28 MAY, 2024
By Jose Luis Palmer from RankiaPro Europe

Alex Temple is a senior portfolio manager and the head of Credit for the Global Fixed Income team at Allspring Global Investments. In this role, he is responsible for investment-grade-focused portfolios. He joined Allspring from its predecessor firm, Wells Fargo Asset Management (WFAM). Alex started with the firm as a rates portfolio manager for the Structured Products group, structuring derivatives for WFAM’s pension fund and insurance clients. Prior to that, Alex was a vice president with the Global Debt Analytics group at Merrill Lynch. Earlier, Alex served as a consultant for LogicaCMG specializing in the banking sector. Alex began his investment industry career in 2001. He earned a master’s degree with honors in mechanical engineering from Bristol University. Alex has also completed the Sustainable Finance Programme at the University of Cambridge Institute for Sustainability Leadership, and he is a Fellow of the Royal Geographical Society.
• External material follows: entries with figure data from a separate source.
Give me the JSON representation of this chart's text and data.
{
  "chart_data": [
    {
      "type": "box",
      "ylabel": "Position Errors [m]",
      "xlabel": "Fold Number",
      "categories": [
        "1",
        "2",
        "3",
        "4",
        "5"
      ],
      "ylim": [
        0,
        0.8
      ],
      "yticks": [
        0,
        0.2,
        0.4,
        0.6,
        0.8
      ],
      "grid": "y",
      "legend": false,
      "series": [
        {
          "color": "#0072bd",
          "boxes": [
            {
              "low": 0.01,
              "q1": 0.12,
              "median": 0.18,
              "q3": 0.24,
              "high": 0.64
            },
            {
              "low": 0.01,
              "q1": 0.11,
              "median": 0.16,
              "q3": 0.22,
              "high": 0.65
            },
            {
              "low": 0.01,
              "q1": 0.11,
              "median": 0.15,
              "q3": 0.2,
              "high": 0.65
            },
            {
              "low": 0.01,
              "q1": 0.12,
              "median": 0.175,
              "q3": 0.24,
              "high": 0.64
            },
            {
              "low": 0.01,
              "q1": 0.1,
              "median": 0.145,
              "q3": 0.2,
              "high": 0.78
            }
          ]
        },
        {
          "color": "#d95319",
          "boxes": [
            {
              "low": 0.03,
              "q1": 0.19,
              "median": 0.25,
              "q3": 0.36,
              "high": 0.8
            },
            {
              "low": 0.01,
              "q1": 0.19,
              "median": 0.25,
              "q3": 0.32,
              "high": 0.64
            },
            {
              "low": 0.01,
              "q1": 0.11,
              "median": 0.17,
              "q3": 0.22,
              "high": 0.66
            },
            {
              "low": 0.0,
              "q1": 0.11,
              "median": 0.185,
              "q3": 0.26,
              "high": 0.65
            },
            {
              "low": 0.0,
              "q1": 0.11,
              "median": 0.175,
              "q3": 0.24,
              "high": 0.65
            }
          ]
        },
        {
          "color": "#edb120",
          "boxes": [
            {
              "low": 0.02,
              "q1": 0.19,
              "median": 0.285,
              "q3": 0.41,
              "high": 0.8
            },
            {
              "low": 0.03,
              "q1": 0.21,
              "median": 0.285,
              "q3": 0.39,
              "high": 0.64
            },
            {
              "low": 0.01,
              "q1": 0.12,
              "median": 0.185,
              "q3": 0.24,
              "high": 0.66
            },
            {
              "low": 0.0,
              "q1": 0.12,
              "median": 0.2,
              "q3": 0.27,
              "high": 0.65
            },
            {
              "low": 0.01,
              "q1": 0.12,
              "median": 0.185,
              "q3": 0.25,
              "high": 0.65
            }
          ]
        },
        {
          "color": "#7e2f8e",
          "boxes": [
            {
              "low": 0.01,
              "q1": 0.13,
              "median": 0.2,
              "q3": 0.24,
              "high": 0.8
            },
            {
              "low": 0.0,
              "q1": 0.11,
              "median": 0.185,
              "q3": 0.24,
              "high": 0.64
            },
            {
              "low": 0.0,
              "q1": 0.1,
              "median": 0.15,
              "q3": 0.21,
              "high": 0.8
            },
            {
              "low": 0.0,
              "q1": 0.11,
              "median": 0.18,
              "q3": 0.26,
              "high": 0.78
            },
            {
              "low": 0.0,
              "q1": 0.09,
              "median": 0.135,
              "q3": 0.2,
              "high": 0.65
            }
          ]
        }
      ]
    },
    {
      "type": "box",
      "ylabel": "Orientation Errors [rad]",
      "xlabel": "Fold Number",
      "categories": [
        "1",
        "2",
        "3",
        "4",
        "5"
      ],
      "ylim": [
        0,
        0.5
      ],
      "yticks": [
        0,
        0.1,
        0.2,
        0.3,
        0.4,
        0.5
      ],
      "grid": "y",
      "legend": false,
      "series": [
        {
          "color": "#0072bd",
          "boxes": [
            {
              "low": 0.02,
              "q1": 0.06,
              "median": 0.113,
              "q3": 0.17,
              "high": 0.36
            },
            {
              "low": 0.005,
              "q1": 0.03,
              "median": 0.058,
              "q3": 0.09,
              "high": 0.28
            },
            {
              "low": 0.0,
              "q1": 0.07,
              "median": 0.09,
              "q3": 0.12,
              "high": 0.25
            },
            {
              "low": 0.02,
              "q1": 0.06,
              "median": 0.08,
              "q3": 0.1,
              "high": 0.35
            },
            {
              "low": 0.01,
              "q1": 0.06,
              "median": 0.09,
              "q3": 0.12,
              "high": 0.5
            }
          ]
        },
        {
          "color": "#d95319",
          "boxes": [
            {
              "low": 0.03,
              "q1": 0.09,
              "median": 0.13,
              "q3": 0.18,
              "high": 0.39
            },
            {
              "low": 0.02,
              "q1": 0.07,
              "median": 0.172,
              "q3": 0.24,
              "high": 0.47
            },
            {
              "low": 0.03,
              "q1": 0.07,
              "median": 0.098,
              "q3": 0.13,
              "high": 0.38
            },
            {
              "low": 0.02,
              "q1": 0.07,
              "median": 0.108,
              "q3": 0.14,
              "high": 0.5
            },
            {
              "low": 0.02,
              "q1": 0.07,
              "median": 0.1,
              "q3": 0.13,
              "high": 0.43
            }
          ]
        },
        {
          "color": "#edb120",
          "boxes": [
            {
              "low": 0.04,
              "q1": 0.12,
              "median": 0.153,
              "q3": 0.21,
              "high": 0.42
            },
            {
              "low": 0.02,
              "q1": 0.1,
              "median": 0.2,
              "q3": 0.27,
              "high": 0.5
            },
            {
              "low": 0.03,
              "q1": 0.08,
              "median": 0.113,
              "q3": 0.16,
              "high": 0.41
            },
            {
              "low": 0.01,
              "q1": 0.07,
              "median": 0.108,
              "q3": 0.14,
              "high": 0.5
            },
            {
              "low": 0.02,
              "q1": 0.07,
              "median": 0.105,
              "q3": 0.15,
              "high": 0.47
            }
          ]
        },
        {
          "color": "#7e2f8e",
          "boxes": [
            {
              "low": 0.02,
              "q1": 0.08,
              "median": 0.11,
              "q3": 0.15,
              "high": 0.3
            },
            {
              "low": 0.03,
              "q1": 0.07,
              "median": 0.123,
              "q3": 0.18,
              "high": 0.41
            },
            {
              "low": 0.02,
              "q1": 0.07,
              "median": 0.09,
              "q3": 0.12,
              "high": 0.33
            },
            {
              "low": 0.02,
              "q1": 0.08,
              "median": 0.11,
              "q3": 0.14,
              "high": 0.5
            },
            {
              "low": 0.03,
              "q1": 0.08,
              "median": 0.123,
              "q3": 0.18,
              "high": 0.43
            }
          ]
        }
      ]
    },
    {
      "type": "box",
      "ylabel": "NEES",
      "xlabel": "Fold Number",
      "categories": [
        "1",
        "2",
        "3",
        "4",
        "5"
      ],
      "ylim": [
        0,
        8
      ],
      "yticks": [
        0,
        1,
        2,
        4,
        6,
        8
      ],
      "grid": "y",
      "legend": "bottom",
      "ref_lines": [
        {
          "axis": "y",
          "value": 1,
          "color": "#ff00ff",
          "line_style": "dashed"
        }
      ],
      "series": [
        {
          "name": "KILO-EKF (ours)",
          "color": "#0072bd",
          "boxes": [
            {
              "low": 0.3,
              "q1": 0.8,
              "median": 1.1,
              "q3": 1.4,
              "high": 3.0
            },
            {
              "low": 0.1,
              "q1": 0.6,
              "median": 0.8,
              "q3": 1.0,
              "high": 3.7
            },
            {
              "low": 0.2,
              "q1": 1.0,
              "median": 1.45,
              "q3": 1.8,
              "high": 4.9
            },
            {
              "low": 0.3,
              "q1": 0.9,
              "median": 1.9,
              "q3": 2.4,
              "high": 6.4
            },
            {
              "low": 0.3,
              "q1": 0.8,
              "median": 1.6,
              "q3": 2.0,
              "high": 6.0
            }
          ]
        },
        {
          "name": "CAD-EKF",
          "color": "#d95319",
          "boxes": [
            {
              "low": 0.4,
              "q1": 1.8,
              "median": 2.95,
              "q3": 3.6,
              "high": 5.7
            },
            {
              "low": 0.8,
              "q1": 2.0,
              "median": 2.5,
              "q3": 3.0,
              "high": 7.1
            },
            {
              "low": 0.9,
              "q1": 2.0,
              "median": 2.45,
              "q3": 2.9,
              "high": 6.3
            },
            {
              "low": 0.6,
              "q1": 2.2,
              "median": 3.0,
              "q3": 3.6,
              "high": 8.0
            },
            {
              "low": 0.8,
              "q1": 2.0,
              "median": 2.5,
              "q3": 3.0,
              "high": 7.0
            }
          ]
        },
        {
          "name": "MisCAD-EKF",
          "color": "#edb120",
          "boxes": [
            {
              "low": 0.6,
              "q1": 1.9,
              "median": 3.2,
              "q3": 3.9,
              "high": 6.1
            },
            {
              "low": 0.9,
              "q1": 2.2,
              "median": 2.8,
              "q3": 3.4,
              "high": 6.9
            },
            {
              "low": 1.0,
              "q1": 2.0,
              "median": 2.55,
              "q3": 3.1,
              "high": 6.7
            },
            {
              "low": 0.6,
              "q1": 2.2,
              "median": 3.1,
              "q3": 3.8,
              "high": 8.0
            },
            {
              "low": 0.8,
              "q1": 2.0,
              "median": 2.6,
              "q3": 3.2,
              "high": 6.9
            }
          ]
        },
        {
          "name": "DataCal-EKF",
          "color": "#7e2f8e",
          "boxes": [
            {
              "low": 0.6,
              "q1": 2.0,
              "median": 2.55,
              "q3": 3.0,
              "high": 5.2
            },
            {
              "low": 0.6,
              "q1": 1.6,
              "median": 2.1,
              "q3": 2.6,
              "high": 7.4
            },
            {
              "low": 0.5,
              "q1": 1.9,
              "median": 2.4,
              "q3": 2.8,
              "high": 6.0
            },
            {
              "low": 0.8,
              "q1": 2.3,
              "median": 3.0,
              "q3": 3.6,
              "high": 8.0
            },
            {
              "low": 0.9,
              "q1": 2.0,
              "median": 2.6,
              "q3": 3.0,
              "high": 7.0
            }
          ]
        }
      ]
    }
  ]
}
The EUR Short Duration and EUR Investment Grade credit funds invest predominately in the European Investment Grade Corporate Bond market.
Investment grade credit yields back at multi year highs and quantitative tightening by the European Central Bank (“ECB”) means that dispersion has returned to credit markets - it is now a stock pickers market.
A disciplined approach to security selection is the primary driver of our funds outperformance, leveraging on the experience of our Global Credit Research platform.
Additionally, our EUR Short Duration fund has a 1-5year benchmark which differs from the traditional 1-3year benchmark often used by short duration funds. This vastly increases the number of eligible assets including those available in primary markets and hence widens the opportunity to generate alpha.
The funds rely on portfolio construction and security selection to ensure that they perform as expected during periods of volatility. History shows that periods of extreme volatility are usually short lived and are followed by generous new issue premiums as the primary market re-opens which is often a reliable source of alpha.
The European economy is starting to see signs of improvement in growth having narrowly avoided a technical recession in the second half of 2023. Inflation, whilst elevated, should fall as wage pressures subside and this should allow the ECB to move away from the current restrictive policy stance and start cutting interest rates.
Expectations of these rate cuts, combined with record yields and investor demand for the asset class should ensure that credit spreads continue to trade in a narrow range in the second half of 2024.
The current higher for longer interest rate environment has continued to challenge over-leveraged business models and companies with complex financial structures and/or governance issues. These are the types of credits that we seek to avoid. Our funds are benchmark aware but not benchmark centric – if we do not like a company, we will not own its bonds.
The average credit rating of the EUR Short Duration and EUR Investment Grade funds is A-/ BBB+ so solid investment grade. Both funds have the ability to invest up to 10% into high yield, although from an investment grade investors perspective, BB rated credits currently screen as rich to BBBs and hence we are overweight to BBBs.
Higher risk-free yields and credit spreads that are no longer compressed by the ECB’s asset purchase programmes allow our funds to maintain an appropriate level of credit quality without having stretch to riskier names.
The funds are currently underweight debt issued by companies in France and Germany as their credit spreads screen as rich given the economic challenges that both countries are currently facing.
From a sector perspective, the funds are both overweight Banks and Real Estate.
Banks are benefiting from higher yields and the post GFC regulation means that they are well capitalised.
Real estate is a sector that has grown as a share of the Investment Grade index. Whilst the current economic climate has been a challenge for some real estate companies, others have managed to pass through inflation via rents and property values have held up reasonably well and we have targeted these companies who still trade wide to the index.
Both funds are underweight the Auto sector as it trades rich on a spread basis and many European names are exposed to the Chinese economy which continues to struggle. Additionally cheaper Chinese Electric vehicles (EVs) in Europe are challenging domestic EV market pricing further putting pressure on margins.
The two main challenges currently facing the market stubbornly high global inflation data and a number of elections due in the second half of 2024 (US/UK/India to name a few.).
From an inflation perspective, this seems to be more of a US issue for now and we believe we will see 3 rate cuts from the ECB starting in June.
On the election front, a Trump presidency could see a renewal in the trade wars that dominated his first term and this could have implications for Europe. This is one of the reasons we are underweight European auto manufacturers. Also, the US elections could lead to more government spending and in turn lead to higher deficit financing which would continue to put pressure on US inflation.